Last weel, I was so frustrated and emotionally worn out that the forthcoming Domestic Abuse Bill still didn’t include children. I’d worked on a long campaign, alongside incredibly dedicated children’s charities but the Government didn’t seem to be listening.
I’d been speaking to Lord Polak for a while and he'd opened up a more direct line to Priti Patel. Yesterday, he raised the issue in the House of Lords and Baroness Williams supported it.
In what seemed like one final last before the Domestic Abuse Bill goes to Parliament for its final reading, Priti Patel finally listened and tabled the amendment late last night - that children under the age of 18 are victims of domestic abuse.
This is an incredibly important step. For children to be recognised as being directly impacted and not bystanders. And for a future focused on prevention, rather than money being spent on sticking plasters after the damage has already been done. And, as we know, so much more damage will have been done in lockdown.
Now, though, we need to go a step further to break the cycle of abuse. Children will be recognised in domestic abuse situations by the law and agencies, but we also need to make sure they are helped and have a chance to heal. The current services for this are minimal. There is an exceptional project in Gwent, Wales through Barnardo’s Cymru. Funded by the Home Office, and called Opening Closed Doors, it works with children and young people on their trauma, including self-esteem and understanding their feelings. This should be in all communities and in all schools. in the UK.

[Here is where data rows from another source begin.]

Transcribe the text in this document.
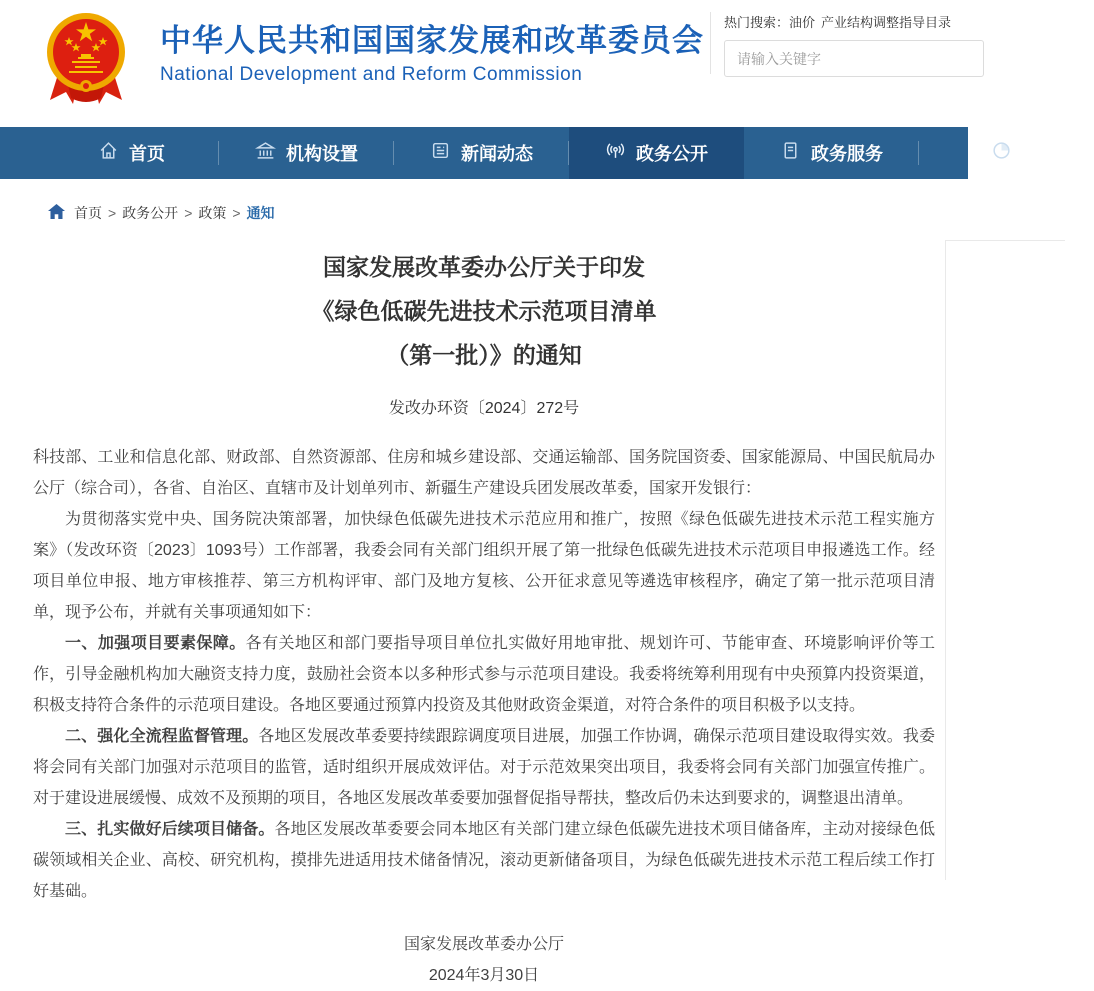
中华人民共和国国家发展和改革委员会
National Development and Reform Commission
热门搜索：油价 产业结构调整指导目录
请输入关键字
首页	机构设置	新闻动态	政务公开	政务服务
首页 > 政务公开 > 政策 > 通知
国家发展改革委办公厅关于印发
《绿色低碳先进技术示范项目清单
（第一批）》的通知
发改办环资〔2024〕272号

科技部、工业和信息化部、财政部、自然资源部、住房和城乡建设部、交通运输部、国务院国资委、国家能源局、中国民航局办公厅（综合司），各省、自治区、直辖市及计划单列市、新疆生产建设兵团发展改革委，国家开发银行：

为贯彻落实党中央、国务院决策部署，加快绿色低碳先进技术示范应用和推广，按照《绿色低碳先进技术示范工程实施方案》（发改环资〔2023〕1093号）工作部署，我委会同有关部门组织开展了第一批绿色低碳先进技术示范项目申报遴选工作。经项目单位申报、地方审核推荐、第三方机构评审、部门及地方复核、公开征求意见等遴选审核程序，确定了第一批示范项目清单，现予公布，并就有关事项通知如下：

一、加强项目要素保障。各有关地区和部门要指导项目单位扎实做好用地审批、规划许可、节能审查、环境影响评价等工作，引导金融机构加大融资支持力度，鼓励社会资本以多种形式参与示范项目建设。我委将统筹利用现有中央预算内投资渠道，积极支持符合条件的示范项目建设。各地区要通过预算内投资及其他财政资金渠道，对符合条件的项目积极予以支持。

二、强化全流程监督管理。各地区发展改革委要持续跟踪调度项目进展，加强工作协调，确保示范项目建设取得实效。我委将会同有关部门加强对示范项目的监管，适时组织开展成效评估。对于示范效果突出项目，我委将会同有关部门加强宣传推广。对于建设进展缓慢、成效不及预期的项目，各地区发展改革委要加强督促指导帮扶，整改后仍未达到要求的，调整退出清单。

三、扎实做好后续项目储备。各地区发展改革委要会同本地区有关部门建立绿色低碳先进技术项目储备库，主动对接绿色低碳领域相关企业、高校、研究机构，摸排先进适用技术储备情况，滚动更新储备项目，为绿色低碳先进技术示范工程后续工作打好基础。

国家发展改革委办公厅
2024年3月30日
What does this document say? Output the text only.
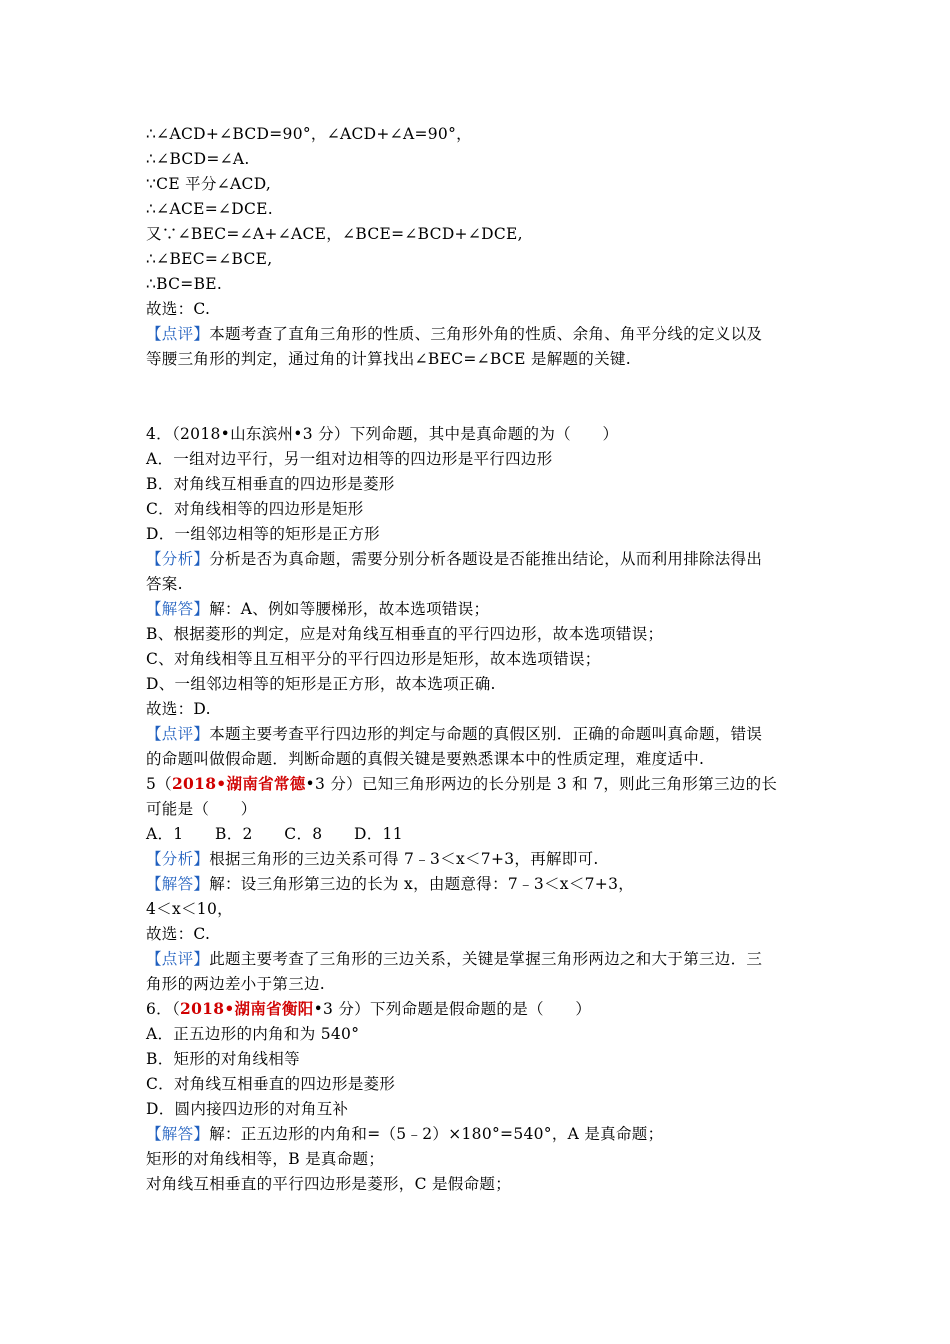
∴∠ACD+∠BCD=90°，∠ACD+∠A=90°，
∴∠BCD=∠A.
∵CE 平分∠ACD,
∴∠ACE=∠DCE.
又∵∠BEC=∠A+∠ACE，∠BCE=∠BCD+∠DCE,
∴∠BEC=∠BCE,
∴BC=BE.
故选：C.
【点评】本题考查了直角三角形的性质、三角形外角的性质、余角、角平分线的定义以及
等腰三角形的判定，通过角的计算找出∠BEC=∠BCE 是解题的关键.
4．（2018•山东滨州•3 分）下列命题，其中是真命题的为（　　）
A．一组对边平行，另一组对边相等的四边形是平行四边形
B．对角线互相垂直的四边形是菱形
C．对角线相等的四边形是矩形
D．一组邻边相等的矩形是正方形
【分析】分析是否为真命题，需要分别分析各题设是否能推出结论，从而利用排除法得出
答案.
【解答】解：A、例如等腰梯形，故本选项错误；
B、根据菱形的判定，应是对角线互相垂直的平行四边形，故本选项错误；
C、对角线相等且互相平分的平行四边形是矩形，故本选项错误；
D、一组邻边相等的矩形是正方形，故本选项正确.
故选：D.
【点评】本题主要考查平行四边形的判定与命题的真假区别．正确的命题叫真命题，错误
的命题叫做假命题．判断命题的真假关键是要熟悉课本中的性质定理，难度适中.
5（2018•湖南省常德•3 分）已知三角形两边的长分别是 3 和 7，则此三角形第三边的长
可能是（　　）
A．1　　B．2　　C．8　　D．11
【分析】根据三角形的三边关系可得 7﹣3＜x＜7+3，再解即可.
【解答】解：设三角形第三边的长为 x，由题意得：7﹣3＜x＜7+3，
4＜x＜10，
故选：C.
【点评】此题主要考查了三角形的三边关系，关键是掌握三角形两边之和大于第三边．三
角形的两边差小于第三边.
6．（2018•湖南省衡阳•3 分）下列命题是假命题的是（　　）
A．正五边形的内角和为 540°
B．矩形的对角线相等
C．对角线互相垂直的四边形是菱形
D．圆内接四边形的对角互补
【解答】解：正五边形的内角和=（5﹣2）×180°=540°，A 是真命题；
矩形的对角线相等，B 是真命题；
对角线互相垂直的平行四边形是菱形，C 是假命题；
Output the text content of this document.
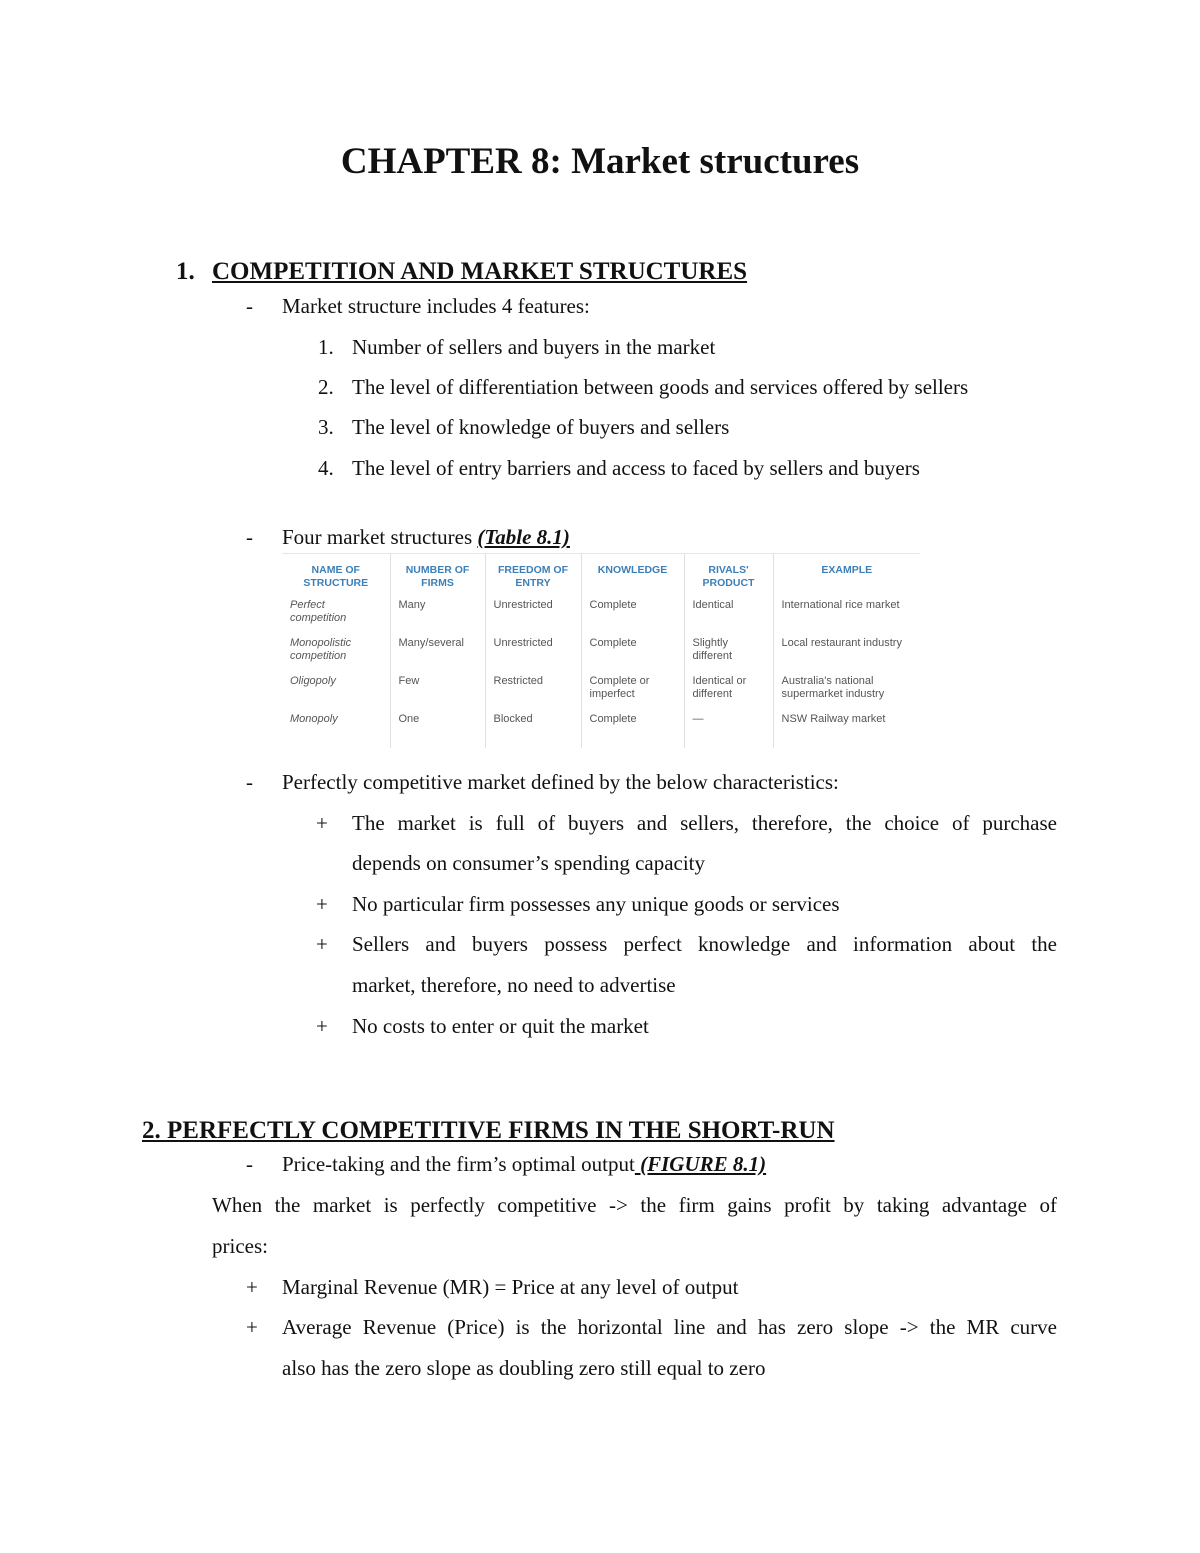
CHAPTER 8: Market structures
1. COMPETITION AND MARKET STRUCTURES
- Market structure includes 4 features:
1. Number of sellers and buyers in the market
2. The level of differentiation between goods and services offered by sellers
3. The level of knowledge of buyers and sellers
4. The level of entry barriers and access to faced by sellers and buyers
- Four market structures (Table 8.1)
NAME OF STRUCTURE	NUMBER OF FIRMS	FREEDOM OF ENTRY	KNOWLEDGE	RIVALS' PRODUCT	EXAMPLE
Perfect competition	Many	Unrestricted	Complete	Identical	International rice market
Monopolistic competition	Many/several	Unrestricted	Complete	Slightly different	Local restaurant industry
Oligopoly	Few	Restricted	Complete or imperfect	Identical or different	Australia's national supermarket industry
Monopoly	One	Blocked	Complete	—	NSW Railway market
- Perfectly competitive market defined by the below characteristics:
+ The market is full of buyers and sellers, therefore, the choice of purchase
depends on consumer’s spending capacity
+ No particular firm possesses any unique goods or services
+ Sellers and buyers possess perfect knowledge and information about the
market, therefore, no need to advertise
+ No costs to enter or quit the market
2. PERFECTLY COMPETITIVE FIRMS IN THE SHORT-RUN
- Price-taking and the firm’s optimal output (FIGURE 8.1)
When the market is perfectly competitive -> the firm gains profit by taking advantage of
prices:
+ Marginal Revenue (MR) = Price at any level of output
+ Average Revenue (Price) is the horizontal line and has zero slope -> the MR curve
also has the zero slope as doubling zero still equal to zero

There is one more push to make if the Government really cares and wants future generations to look at history and ask "what was domestic abuse?"
Teenagers in peer-to-peer relationships must also be included in the definition. Instead of vilifying young people we need to help them. Early intervention for those that both experience and perpetrate harmful behaviours will not only start to make inroads in the prevention of domestic abuse - saving so many lives - but address structural inequalities in our society. It will prevent abuse from reoccurring into future generations.
After all where do we think young people are learning abusive behaviour? If they are at the heart of this legislation, then the Domestic Abuse Bill will rightfully be able to claim its landmark status.